There is one more point to make concerning the Grimms's tales. Although the Hat can represent knowledge, there are moments, in these stories and in Fortunatus, when it, or another magical means of transportation, operates without the understanding of the wearer. In "Die Kristallkugel" ("The Crystal Ball") (Rolleke 1980, no. 197, vol. 2, 415-18), the hero, having agreed to settle a dispute between two giants on the possession of a wishing-hat, forgets his promise, thinking only of the Princess he desires: "Einmal seufzte er aus Herzensgrund und rief: 'Ach, ware ich doch auf dem Schloss der goldenen Sonne'" ("Then he sighed from the bottom of his heart and cried: 'Ah, could I but be in the Castle of the Golden Sun'") (ibid., 417). A similar occurrence can be found in "The King of the Golden Mountain," when the King, with thought only for his wife and child, "sprach so vor sich hin: 'Ach ware ich doch aufdem goldenen Berg'" ("spoke to himself thus: 'Ah, could I but be on the golden mountain'") (ibid., 50), to be immediately transported by the wishing-boots he is wearing. In Fortunatus, Agrippina utters a similar exclamation in the wilderness--"Ach nun wolte got das ich wider in meiner schlaffkamer waer" ("Ah, I would to God I were back in my bedroom") (Roloff 1981, 150)--and is returned home, Andolosia having thoughtlessly placed the Wishing-Hat on her head before fetching apples from a tree. Yet, the manner of her conveyance remains a mystery to the Princess.

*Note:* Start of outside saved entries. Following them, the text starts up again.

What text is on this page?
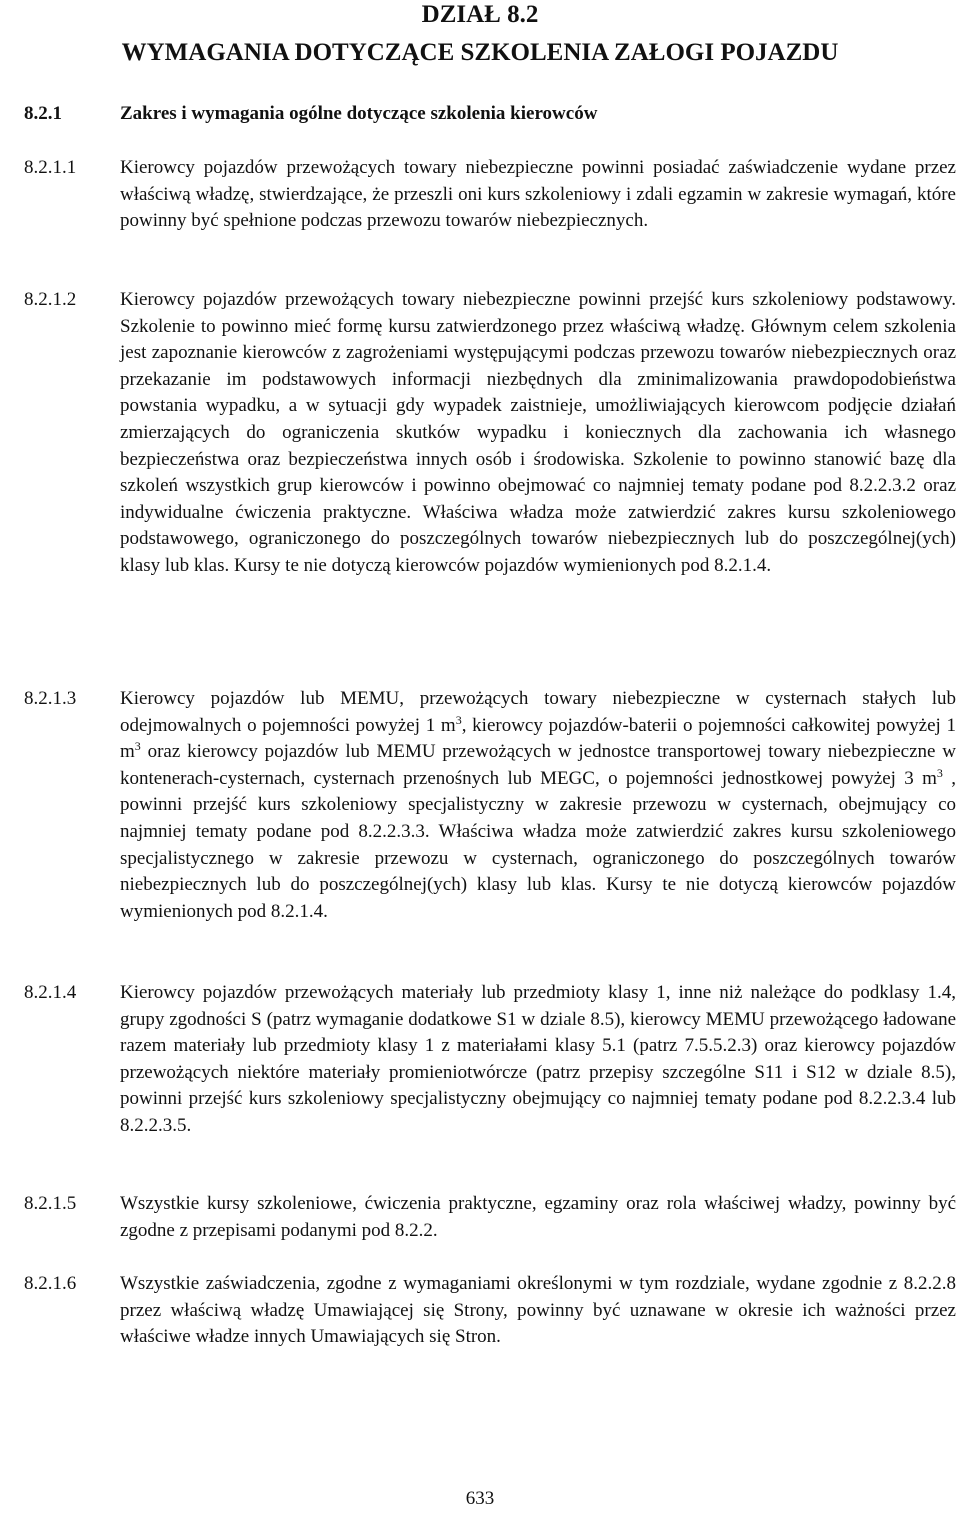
DZIAŁ 8.2
WYMAGANIA DOTYCZĄCE SZKOLENIA ZAŁOGI POJAZDU
8.2.1	Zakres i wymagania ogólne dotyczące szkolenia kierowców
8.2.1.1 Kierowcy pojazdów przewożących towary niebezpieczne powinni posiadać zaświadczenie wydane przez właściwą władzę, stwierdzające, że przeszli oni kurs szkoleniowy i zdali egzamin w zakresie wymagań, które powinny być spełnione podczas przewozu towarów niebezpiecznych.

8.2.1.2 Kierowcy pojazdów przewożących towary niebezpieczne powinni przejść kurs szkoleniowy podstawowy. Szkolenie to powinno mieć formę kursu zatwierdzonego przez właściwą władzę. Głównym celem szkolenia jest zapoznanie kierowców z zagrożeniami występującymi podczas przewozu towarów niebezpiecznych oraz przekazanie im podstawowych informacji niezbędnych dla zminimalizowania prawdopodobieństwa powstania wypadku, a w sytuacji gdy wypadek zaistnieje, umożliwiających kierowcom podjęcie działań zmierzających do ograniczenia skutków wypadku i koniecznych dla zachowania ich własnego bezpieczeństwa oraz bezpieczeństwa innych osób i środowiska. Szkolenie to powinno stanowić bazę dla szkoleń wszystkich grup kierowców i powinno obejmować co najmniej tematy podane pod 8.2.2.3.2 oraz indywidualne ćwiczenia praktyczne. Właściwa władza może zatwierdzić zakres kursu szkoleniowego podstawowego, ograniczonego do poszczególnych towarów niebezpiecznych lub do poszczególnej(ych) klasy lub klas. Kursy te nie dotyczą kierowców pojazdów wymienionych pod 8.2.1.4.

8.2.1.3 Kierowcy pojazdów lub MEMU, przewożących towary niebezpieczne w cysternach stałych lub odejmowalnych o pojemności powyżej 1 $m^3$, kierowcy pojazdów-baterii o pojemności całkowitej powyżej 1 $m^3$ oraz kierowcy pojazdów lub MEMU przewożących w jednostce transportowej towary niebezpieczne w kontenerach-cysternach, cysternach przenośnych lub MEGC, o pojemności jednostkowej powyżej 3 $m^3$ , powinni przejść kurs szkoleniowy specjalistyczny w zakresie przewozu w cysternach, obejmujący co najmniej tematy podane pod 8.2.2.3.3. Właściwa władza może zatwierdzić zakres kursu szkoleniowego specjalistycznego w zakresie przewozu w cysternach, ograniczonego do poszczególnych towarów niebezpiecznych lub do poszczególnej(ych) klasy lub klas. Kursy te nie dotyczą kierowców pojazdów wymienionych pod 8.2.1.4.

8.2.1.4 Kierowcy pojazdów przewożących materiały lub przedmioty klasy 1, inne niż należące do podklasy 1.4, grupy zgodności S (patrz wymaganie dodatkowe S1 w dziale 8.5), kierowcy MEMU przewożącego ładowane razem materiały lub przedmioty klasy 1 z materiałami klasy 5.1 (patrz 7.5.5.2.3) oraz kierowcy pojazdów przewożących niektóre materiały promieniotwórcze (patrz przepisy szczególne S11 i S12 w dziale 8.5), powinni przejść kurs szkoleniowy specjalistyczny obejmujący co najmniej tematy podane pod 8.2.2.3.4 lub 8.2.2.3.5.

8.2.1.5 Wszystkie kursy szkoleniowe, ćwiczenia praktyczne, egzaminy oraz rola właściwej władzy, powinny być zgodne z przepisami podanymi pod 8.2.2.

8.2.1.6 Wszystkie zaświadczenia, zgodne z wymaganiami określonymi w tym rozdziale, wydane zgodnie z 8.2.2.8 przez właściwą władzę Umawiającej się Strony, powinny być uznawane w okresie ich ważności przez właściwe władze innych Umawiających się Stron.

633
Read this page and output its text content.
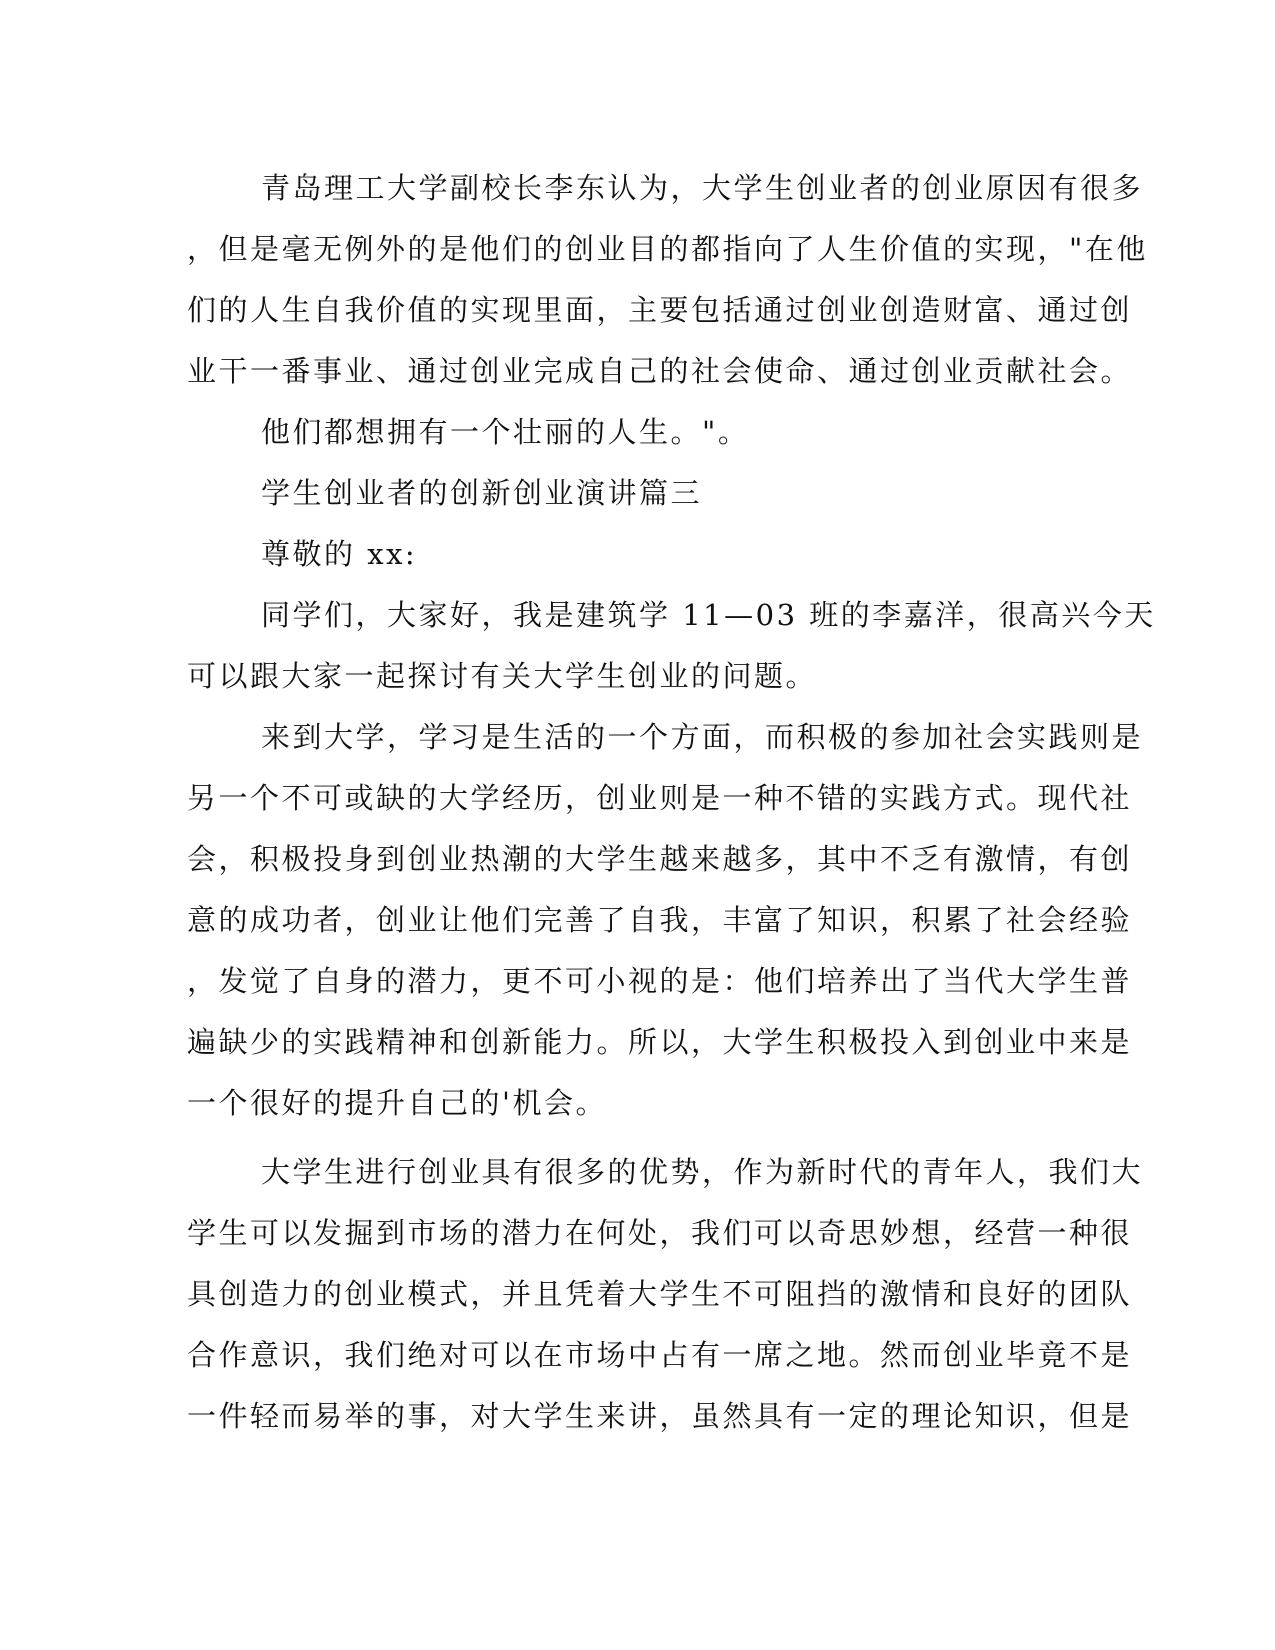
青岛理工大学副校长李东认为，大学生创业者的创业原因有很多
，但是毫无例外的是他们的创业目的都指向了人生价值的实现，"在他
们的人生自我价值的实现里面，主要包括通过创业创造财富、通过创
业干一番事业、通过创业完成自己的社会使命、通过创业贡献社会。
他们都想拥有一个壮丽的人生。"。
学生创业者的创新创业演讲篇三
尊敬的 xx:
同学们，大家好，我是建筑学 11—03 班的李嘉洋，很高兴今天
可以跟大家一起探讨有关大学生创业的问题。
来到大学，学习是生活的一个方面，而积极的参加社会实践则是
另一个不可或缺的大学经历，创业则是一种不错的实践方式。现代社
会，积极投身到创业热潮的大学生越来越多，其中不乏有激情，有创
意的成功者，创业让他们完善了自我，丰富了知识，积累了社会经验
，发觉了自身的潜力，更不可小视的是：他们培养出了当代大学生普
遍缺少的实践精神和创新能力。所以，大学生积极投入到创业中来是
一个很好的提升自己的'机会。
大学生进行创业具有很多的优势，作为新时代的青年人，我们大
学生可以发掘到市场的潜力在何处，我们可以奇思妙想，经营一种很
具创造力的创业模式，并且凭着大学生不可阻挡的激情和良好的团队
合作意识，我们绝对可以在市场中占有一席之地。然而创业毕竟不是
一件轻而易举的事，对大学生来讲，虽然具有一定的理论知识，但是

At such moments, the Hat seems to transcend the conscious mind and to directly obey the dictates of the heart; in so doing, it suggests the dangerous power of speech, the uncontrollability and, perhaps, irrevocability of words. Language, by nature ambiguous and suggesting more than the speaker intended to say, makes the utterance of a wish a perilous procedure, if absolute precision and clarity are not observed. Yet it is precisely through its subjunctives ("ware") that language gives expression to imagination; one may suspect that the human mind needs this release valve from reality, that the faculty of imagining, of wishing, is what is most important, and that the realisation of a wish is reduction rather than fulfilment. On a more positive note, the above instances are remarkable for their timing: they present a happy conjunction of desire and opportunity, and we see Fortune favouring the fool or, to use a gentler expression, the unwitting.